ソムリエ用語

 パリの三ツ星レストラン「ランボワジー」のチーフ・ソムリエのピエールは、素晴らしいワイン用語を使う。友人のお嬢さんの誕生日を祝う夕食会をした時、女性の誕生日記念に最高なワインは何かと聞くと、ピエールは即座に「シャトー・マルゴーは女性向きの最高峰、シャトー・ラ・トゥールは男性向けの最高峰」と言って、シャトー・マルゴーを持ってきた。その優雅な色合い、豊満なのに繊細な味、絹のような喉越しは、確かに女性向きである。ピエールは、皆にマルゴーを一口口に含ませた後、「バラの花の香りがしませんか」と尋ねた。シャトー・マルゴーを「バラの花の香り」と一言で定義づけた力量に感銘した。
 ソムリエが使うワインの味や香りを特定する用語は、時には科学者の専門用語であったり、時には詩人の言葉であったりと、多彩である。特に、花の香りや果実の匂いを隠喩として多用する。バラの花の匂い、ひなげしの花の匂い、フランボワーズ(ラズベリー)の香り、カシス(黒すぐり)の芳香と表現されると、そんなものかなとつい納得してしまう。だが、古い皮の匂い、落ち葉の匂い、土の香り、小石の微かな香りと言われても、頭がついていかない。 
 だが、ボルドーや南仏等の葡萄畑などを実際に歩いてみると、ピエールたちのソムリエが使うワイン用語が少しは理解できるようになった。というのは、フランスの「葡萄畑」は、日本の「畑」とは全然違っていたからである。日本で「畑」というと、良く耕され整地された柔らかな大地を思い浮かべるが、フランスの葡萄畑は大きな石がゴロゴロしていたり、小石と砂が混じった硬い土地であったりする。周囲は森や林に囲まれている所も多く、できるだけ自然状態で葡萄を生長させるという思想がある。

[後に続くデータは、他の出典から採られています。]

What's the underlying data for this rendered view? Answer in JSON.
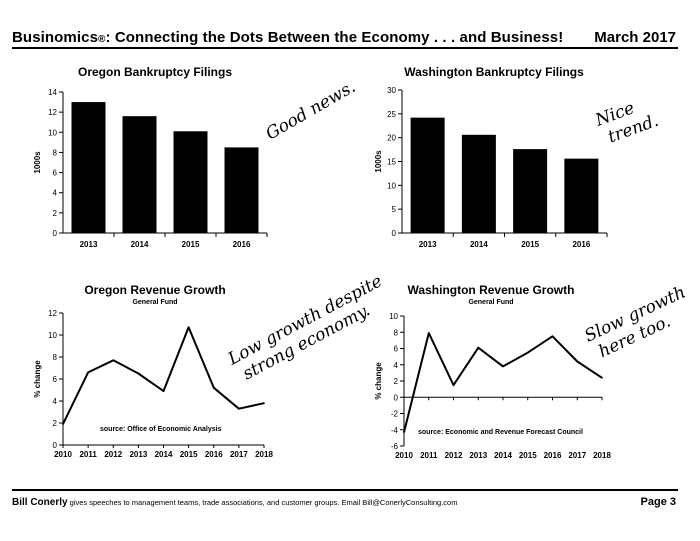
{
  "header": {
    "title_main": "Businomics",
    "title_reg": "®",
    "title_rest": ": Connecting the Dots Between the Economy . . . and Business!",
    "date": "March 2017"
  },
  "footer": {
    "name": "Bill Conerly",
    "text": " gives speeches to management teams, trade associations, and customer groups.  Email Bill@ConerlyConsulting.com",
    "page": "Page 3"
  },
  "chart_data": [
    {
      "id": "oregon_bankruptcy",
      "type": "bar",
      "title": "Oregon Bankruptcy Filings",
      "ylabel": "1000s",
      "categories": [
        "2013",
        "2014",
        "2015",
        "2016"
      ],
      "values": [
        13.0,
        11.6,
        10.1,
        8.5
      ],
      "ylim": [
        0,
        14
      ],
      "yticks": [
        0,
        2,
        4,
        6,
        8,
        10,
        12,
        14
      ],
      "annotation": [
        "Good news."
      ]
    },
    {
      "id": "washington_bankruptcy",
      "type": "bar",
      "title": "Washington Bankruptcy Filings",
      "ylabel": "1000s",
      "categories": [
        "2013",
        "2014",
        "2015",
        "2016"
      ],
      "values": [
        24.2,
        20.6,
        17.6,
        15.6
      ],
      "ylim": [
        0,
        30
      ],
      "yticks": [
        0,
        5,
        10,
        15,
        20,
        25,
        30
      ],
      "annotation": [
        "Nice",
        "trend."
      ]
    },
    {
      "id": "oregon_revenue",
      "type": "line",
      "title": "Oregon Revenue Growth",
      "subtitle": "General Fund",
      "ylabel": "% change",
      "x": [
        "2010",
        "2011",
        "2012",
        "2013",
        "2014",
        "2015",
        "2016",
        "2017",
        "2018"
      ],
      "values": [
        1.9,
        6.6,
        7.7,
        6.5,
        4.9,
        10.7,
        5.2,
        3.3,
        3.8
      ],
      "ylim": [
        0,
        12
      ],
      "yticks": [
        0,
        2,
        4,
        6,
        8,
        10,
        12
      ],
      "source": "source: Office of Economic Analysis",
      "annotation": [
        "Low growth despite",
        "strong economy."
      ]
    },
    {
      "id": "washington_revenue",
      "type": "line",
      "title": "Washington Revenue Growth",
      "subtitle": "General Fund",
      "ylabel": "% change",
      "x": [
        "2010",
        "2011",
        "2012",
        "2013",
        "2014",
        "2015",
        "2016",
        "2017",
        "2018"
      ],
      "values": [
        -4.3,
        7.9,
        1.5,
        6.1,
        3.8,
        5.5,
        7.5,
        4.4,
        2.4
      ],
      "ylim": [
        -6,
        10
      ],
      "yticks": [
        -6,
        -4,
        -2,
        0,
        2,
        4,
        6,
        8,
        10
      ],
      "source": "source: Economic and Revenue Forecast Council",
      "annotation": [
        "Slow growth",
        "here too."
      ]
    }
  ]
}
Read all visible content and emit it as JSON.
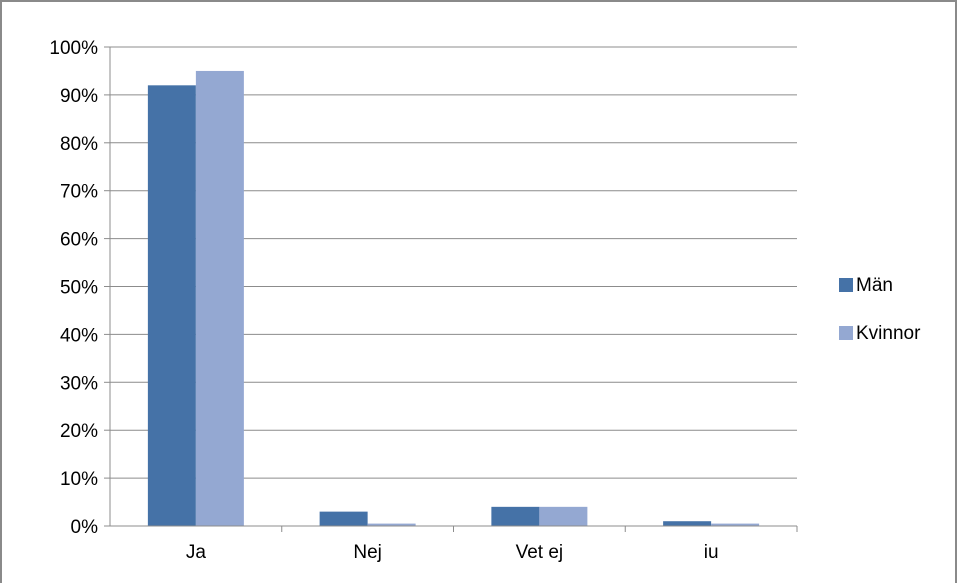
{
  "chart_data": {
    "type": "bar",
    "categories": [
      "Ja",
      "Nej",
      "Vet ej",
      "iu"
    ],
    "series": [
      {
        "name": "Män",
        "values": [
          92,
          3,
          4,
          1
        ],
        "color": "#4572A7"
      },
      {
        "name": "Kvinnor",
        "values": [
          95,
          0.5,
          4,
          0.5
        ],
        "color": "#94A8D2"
      }
    ],
    "y_tick_labels": [
      "0%",
      "10%",
      "20%",
      "30%",
      "40%",
      "50%",
      "60%",
      "70%",
      "80%",
      "90%",
      "100%"
    ],
    "ylim": [
      0,
      100
    ],
    "y_unit": "%",
    "grid": true,
    "gridline_color": "#8c8c8c",
    "legend_position": "right"
  }
}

 その硬いゴロゴロした地面から逞しい葡萄の木が枝を広げ、太い幹に成長する。葡萄を摘むのに楽なように、樹の高さは人間の腰のあたりまでしか伸ばさず、横に広げて行く。その方が樹に余計な養分を回すことなく栄養素の全部を果実に集中させるし、強風にも強い。葡萄は小石や石ころと戦って、成長する。弱いものは淘汰され、力強いものだけが生き残る。この力強さの思想は料理にも現れている。

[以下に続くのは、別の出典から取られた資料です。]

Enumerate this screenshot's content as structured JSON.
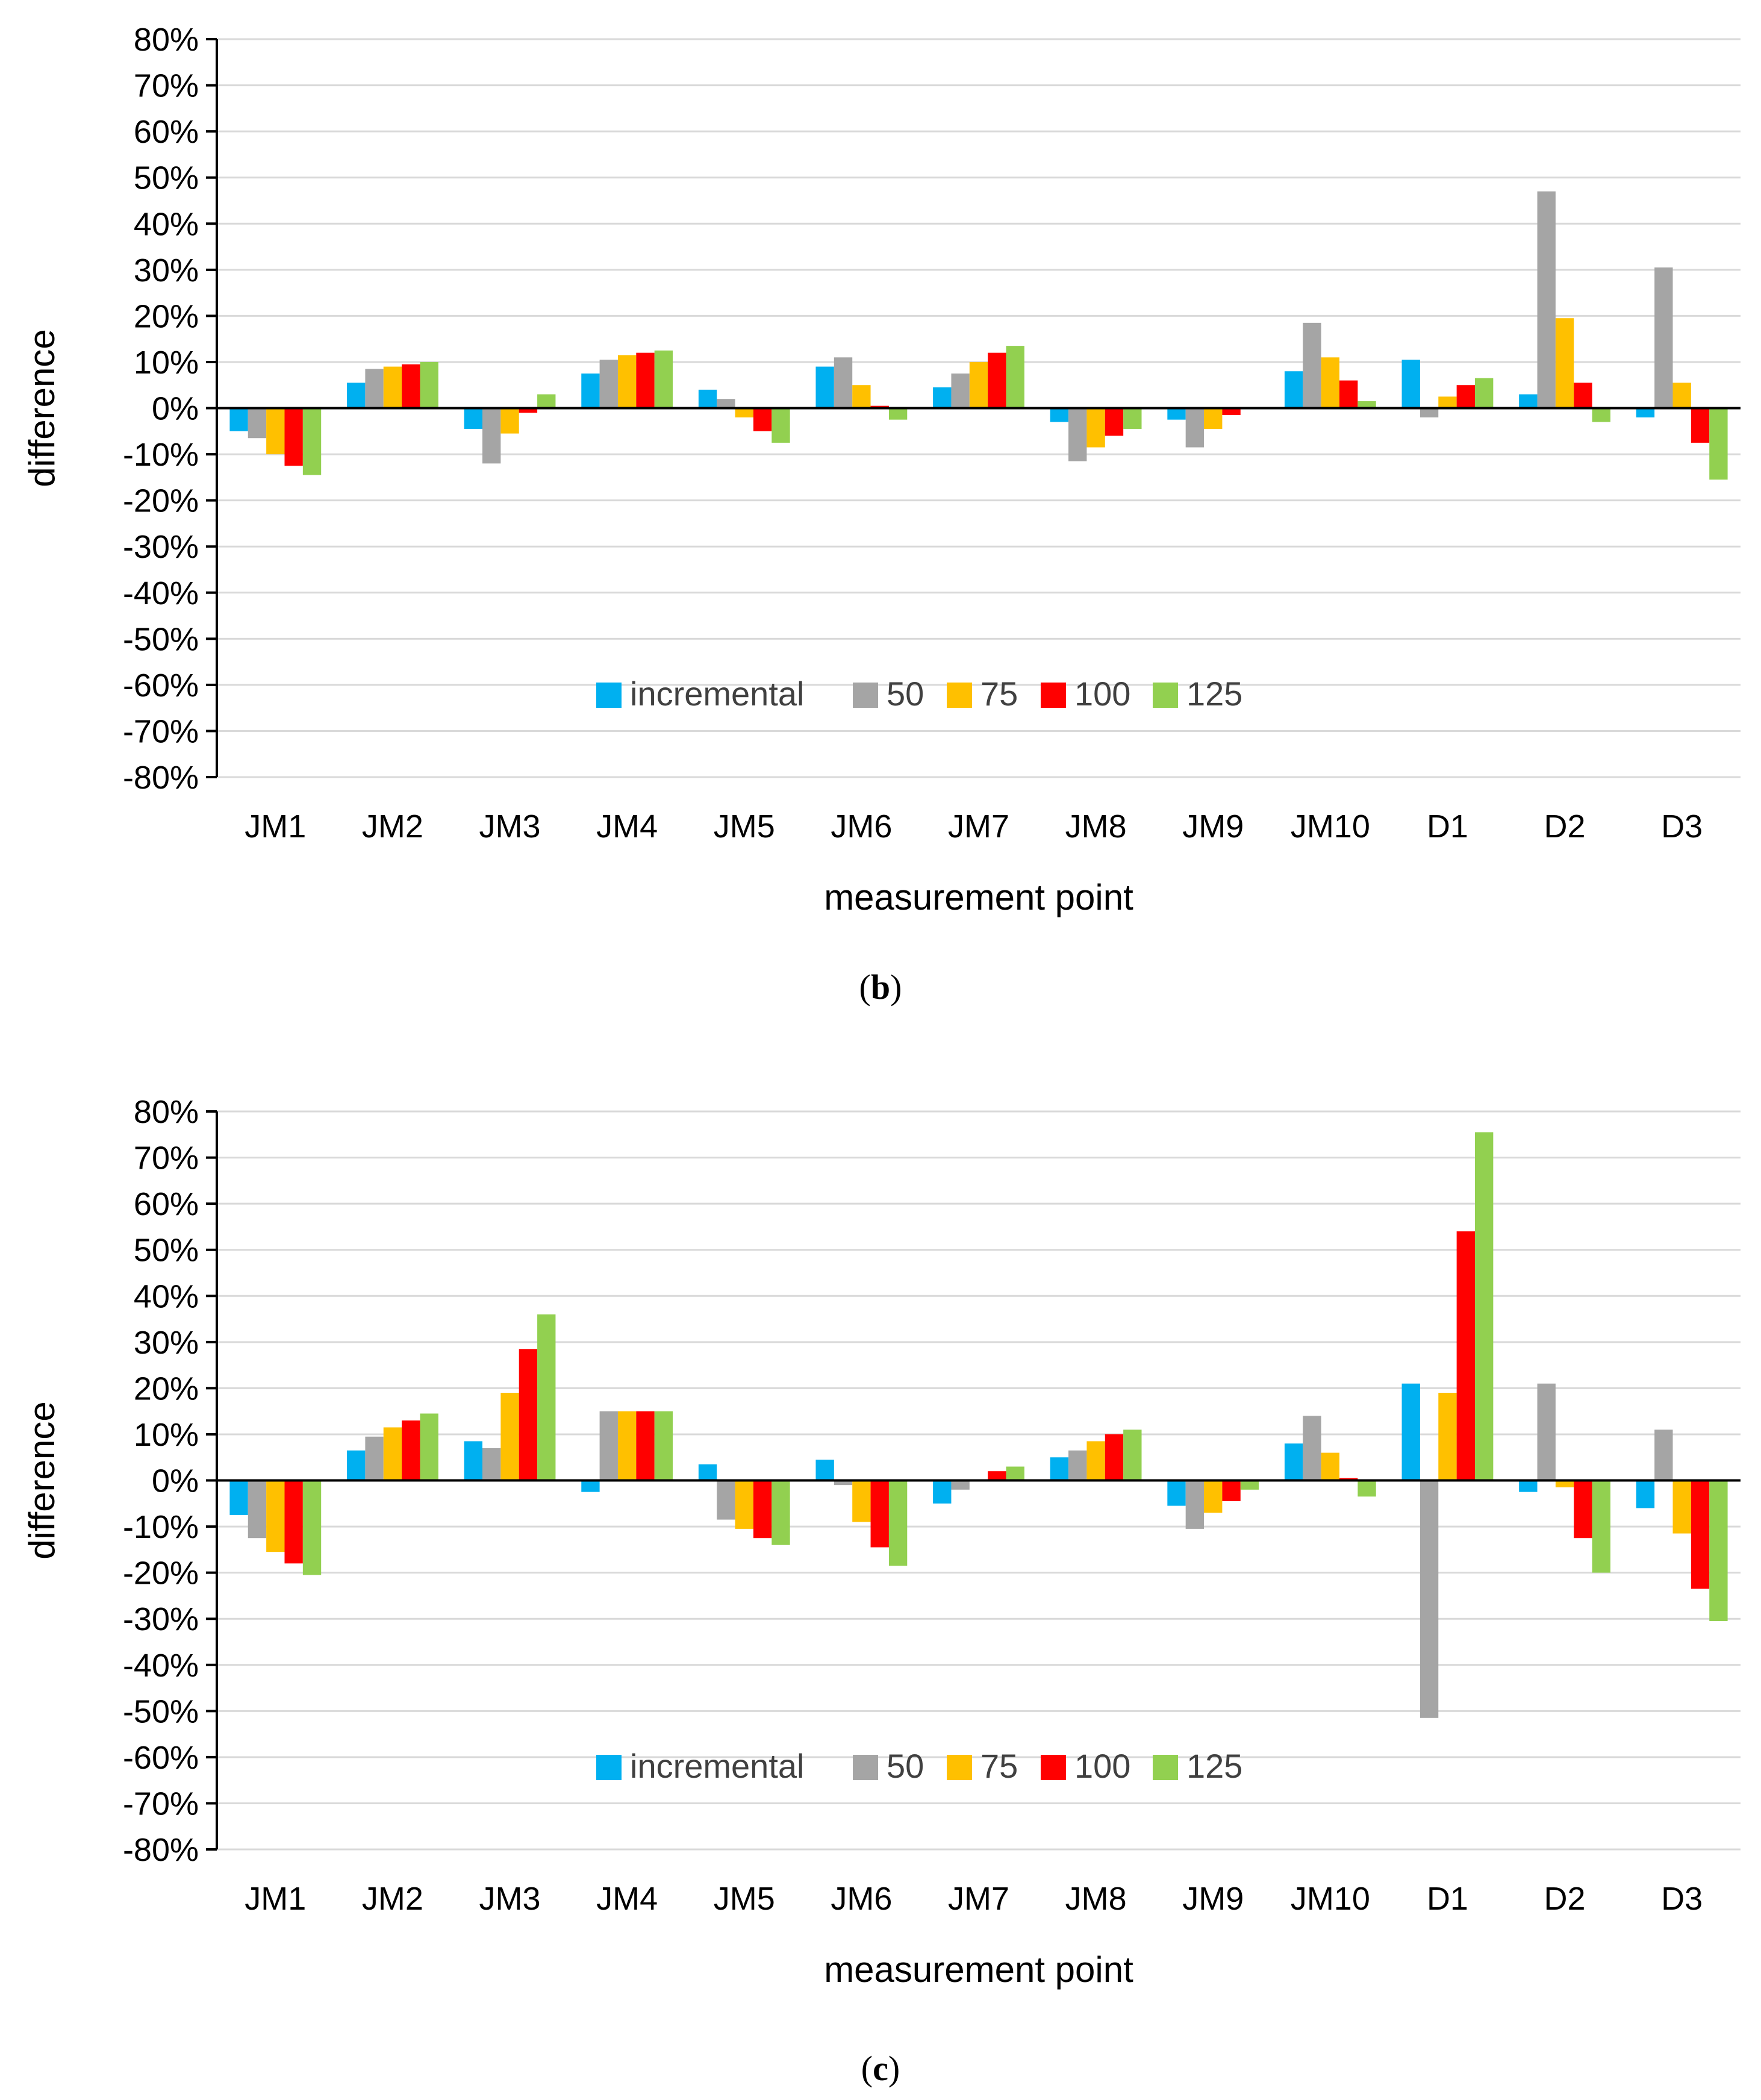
{
  "chart_data": [
    {
      "id": "b",
      "type": "bar",
      "panel_label": "b",
      "xlabel": "measurement point",
      "ylabel": "difference",
      "ylim": [
        -80,
        80
      ],
      "y_step": 10,
      "y_tick_labels": [
        "80%",
        "70%",
        "60%",
        "50%",
        "40%",
        "30%",
        "20%",
        "10%",
        "0%",
        "-10%",
        "-20%",
        "-30%",
        "-40%",
        "-50%",
        "-60%",
        "-70%",
        "-80%"
      ],
      "grid": true,
      "legend_position": "bottom-center inside",
      "categories": [
        "JM1",
        "JM2",
        "JM3",
        "JM4",
        "JM5",
        "JM6",
        "JM7",
        "JM8",
        "JM9",
        "JM10",
        "D1",
        "D2",
        "D3"
      ],
      "series": [
        {
          "name": "incremental",
          "color": "#00B0F0",
          "values": [
            -5,
            5.5,
            -4.5,
            7.5,
            4,
            9,
            4.5,
            -3,
            -2.5,
            8,
            10.5,
            3,
            -2
          ]
        },
        {
          "name": "50",
          "color": "#A5A5A5",
          "values": [
            -6.5,
            8.5,
            -12,
            10.5,
            2,
            11,
            7.5,
            -11.5,
            -8.5,
            18.5,
            -2,
            47,
            30.5
          ]
        },
        {
          "name": "75",
          "color": "#FFC000",
          "values": [
            -10,
            9,
            -5.5,
            11.5,
            -2,
            5,
            10,
            -8.5,
            -4.5,
            11,
            2.5,
            19.5,
            5.5
          ]
        },
        {
          "name": "100",
          "color": "#FF0000",
          "values": [
            -12.5,
            9.5,
            -1,
            12,
            -5,
            0.5,
            12,
            -6,
            -1.5,
            6,
            5,
            5.5,
            -7.5
          ]
        },
        {
          "name": "125",
          "color": "#92D050",
          "values": [
            -14.5,
            10,
            3,
            12.5,
            -7.5,
            -2.5,
            13.5,
            -4.5,
            0,
            1.5,
            6.5,
            -3,
            -15.5
          ]
        }
      ]
    },
    {
      "id": "c",
      "type": "bar",
      "panel_label": "c",
      "xlabel": "measurement point",
      "ylabel": "difference",
      "ylim": [
        -80,
        80
      ],
      "y_step": 10,
      "y_tick_labels": [
        "80%",
        "70%",
        "60%",
        "50%",
        "40%",
        "30%",
        "20%",
        "10%",
        "0%",
        "-10%",
        "-20%",
        "-30%",
        "-40%",
        "-50%",
        "-60%",
        "-70%",
        "-80%"
      ],
      "grid": true,
      "legend_position": "bottom-center inside",
      "categories": [
        "JM1",
        "JM2",
        "JM3",
        "JM4",
        "JM5",
        "JM6",
        "JM7",
        "JM8",
        "JM9",
        "JM10",
        "D1",
        "D2",
        "D3"
      ],
      "series": [
        {
          "name": "incremental",
          "color": "#00B0F0",
          "values": [
            -7.5,
            6.5,
            8.5,
            -2.5,
            3.5,
            4.5,
            -5,
            5,
            -5.5,
            8,
            21,
            -2.5,
            -6
          ]
        },
        {
          "name": "50",
          "color": "#A5A5A5",
          "values": [
            -12.5,
            9.5,
            7,
            15,
            -8.5,
            -1,
            -2,
            6.5,
            -10.5,
            14,
            -51.5,
            21,
            11
          ]
        },
        {
          "name": "75",
          "color": "#FFC000",
          "values": [
            -15.5,
            11.5,
            19,
            15,
            -10.5,
            -9,
            0,
            8.5,
            -7,
            6,
            19,
            -1.5,
            -11.5
          ]
        },
        {
          "name": "100",
          "color": "#FF0000",
          "values": [
            -18,
            13,
            28.5,
            15,
            -12.5,
            -14.5,
            2,
            10,
            -4.5,
            0.5,
            54,
            -12.5,
            -23.5
          ]
        },
        {
          "name": "125",
          "color": "#92D050",
          "values": [
            -20.5,
            14.5,
            36,
            15,
            -14,
            -18.5,
            3,
            11,
            -2,
            -3.5,
            75.5,
            -20,
            -30.5
          ]
        }
      ]
    }
  ]
}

 日本料理とフランス料理の違いは、発想の違いにあると思う。日本料理は胃に負担をかけないように優しく食べ物を隙間なく胃に入れていくが、フランス料理は強いものと強いものをぶつけ合って、その戦いを楽しむ構成になっている。身体が健康で胃が丈夫な時はフランス料理を堪能できるが、体調が悪いと重過ぎて食べる気になれない。そんな時は、日本食が恋しい。料理とワインも同様に、強いもの同士をぶつけ合わせて、その「融合(結婚)」を楽しむ。相性が良いと、素晴らしいハーモニーが生まれる。

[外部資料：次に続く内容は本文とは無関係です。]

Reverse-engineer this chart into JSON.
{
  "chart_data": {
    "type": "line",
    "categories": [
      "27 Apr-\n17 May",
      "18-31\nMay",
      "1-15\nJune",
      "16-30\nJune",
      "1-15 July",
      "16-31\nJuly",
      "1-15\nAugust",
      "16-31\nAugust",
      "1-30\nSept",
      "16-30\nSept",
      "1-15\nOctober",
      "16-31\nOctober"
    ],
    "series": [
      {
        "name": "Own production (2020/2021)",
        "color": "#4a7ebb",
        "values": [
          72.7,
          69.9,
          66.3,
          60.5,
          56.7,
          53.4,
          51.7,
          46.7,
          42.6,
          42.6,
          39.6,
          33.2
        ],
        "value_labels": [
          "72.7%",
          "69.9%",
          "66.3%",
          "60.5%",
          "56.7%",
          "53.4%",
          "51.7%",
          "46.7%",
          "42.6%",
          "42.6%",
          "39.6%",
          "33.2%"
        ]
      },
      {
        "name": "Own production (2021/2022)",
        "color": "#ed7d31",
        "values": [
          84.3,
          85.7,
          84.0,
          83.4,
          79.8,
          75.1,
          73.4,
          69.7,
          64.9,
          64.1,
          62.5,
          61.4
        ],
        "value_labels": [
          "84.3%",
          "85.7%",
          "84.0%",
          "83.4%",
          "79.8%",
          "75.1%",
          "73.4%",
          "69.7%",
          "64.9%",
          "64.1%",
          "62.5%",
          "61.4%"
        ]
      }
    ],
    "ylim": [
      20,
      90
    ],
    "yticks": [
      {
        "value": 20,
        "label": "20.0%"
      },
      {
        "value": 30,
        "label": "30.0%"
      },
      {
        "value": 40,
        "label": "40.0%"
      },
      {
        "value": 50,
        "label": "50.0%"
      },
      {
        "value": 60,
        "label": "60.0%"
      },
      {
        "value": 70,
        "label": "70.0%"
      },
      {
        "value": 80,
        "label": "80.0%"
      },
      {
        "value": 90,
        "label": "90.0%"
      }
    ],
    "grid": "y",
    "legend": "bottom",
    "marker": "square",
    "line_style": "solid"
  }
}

 先日、「ル・ムーリス」で久しぶりにシャトー・マルゴーを飲む機会を得た。女性向きに優しく繊細といっても、その背後に力強さと骨格の太さも同時に感じた。「これらのバランスこそ格付けワインの真骨頂だ」と、ドミニックというソムリエはうなずいて言った。
 科学者の冷静な分析力と詩人の豊かな想像力の二つで裏付けられたソムリエの表現を分かるようになると、ワインをより深く楽しめる。しかし何よりも必要なことは、強いもの同士のぶつかり合いを楽しめる頑強な胃袋であろう。